Duncan is constantly working out new palindromes — not just on paper, but in his head. Strolling down the street, he spots a “Don’t Walk” sign. He turns the words around in his head and comes up with “Don’t nod” and “Walk Law” — both palindromes. He expands “Walk Law” to “Walk, sir, I risk law.” He identifies the “I” as the middle pivot point and then begins to build it out on each side. “I walk, sir. I risk law. I” leaves that last “I” dangling, so he resolves it by adding one more word: “Won’t I walk, sir? I risk law. It now.”
I think this is just wild:
Once Duncan gets rolling, he can write some of the longest palindromes in the world. He has written palindromes for friends that are 800 words long. He fills up pages and pages of notebooks. He reads them at parties. He writes them for local businesses.
Would you consider being a master palindromist an oddity? Is it a weird hobby? In my opinion, I think the point is to find something you love and continually build on it, as Duncan has clearly done.
My only gripe? One of his palindromes was about LOST:
In 2010, Duncan wrote a palindrome expressing his incredulity that Lost was still airing new episodes on ABC: “No, still? It’s not so long? No, Lost on. Still, it’s on?”

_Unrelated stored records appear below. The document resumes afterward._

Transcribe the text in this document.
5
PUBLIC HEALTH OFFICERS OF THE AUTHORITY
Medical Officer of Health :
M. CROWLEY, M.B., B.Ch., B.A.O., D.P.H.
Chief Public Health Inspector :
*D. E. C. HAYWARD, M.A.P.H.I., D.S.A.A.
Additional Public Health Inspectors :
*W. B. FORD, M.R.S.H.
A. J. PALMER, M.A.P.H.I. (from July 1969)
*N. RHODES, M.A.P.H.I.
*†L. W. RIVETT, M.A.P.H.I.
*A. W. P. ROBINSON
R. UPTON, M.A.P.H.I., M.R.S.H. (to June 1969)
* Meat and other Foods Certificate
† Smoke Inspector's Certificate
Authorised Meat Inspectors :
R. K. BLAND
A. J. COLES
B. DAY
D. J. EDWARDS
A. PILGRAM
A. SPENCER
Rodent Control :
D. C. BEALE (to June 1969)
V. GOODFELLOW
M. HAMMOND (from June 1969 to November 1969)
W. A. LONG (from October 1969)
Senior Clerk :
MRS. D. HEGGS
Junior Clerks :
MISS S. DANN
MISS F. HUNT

And here I thought we would get along. Anyway, the full story/radio broadcast is here. Read through the end, where Duncan offers advice for reading and building palindromes:
If you are new to reading palindromes, here is the best advice I can give you: Read a palindrome the way you would read anything else. In other words, read it forward. If you insist on reading it forward and backward (thinking that you are being clever and sophisticated by following both ends until they meet in the middle), you may become dizzy and confused. Wait. The time will come.
Some novice readers of palindromes are under the impression that the punctuation in a palindrome must be the same in both directions. These people are misinformed. Pay them no mind.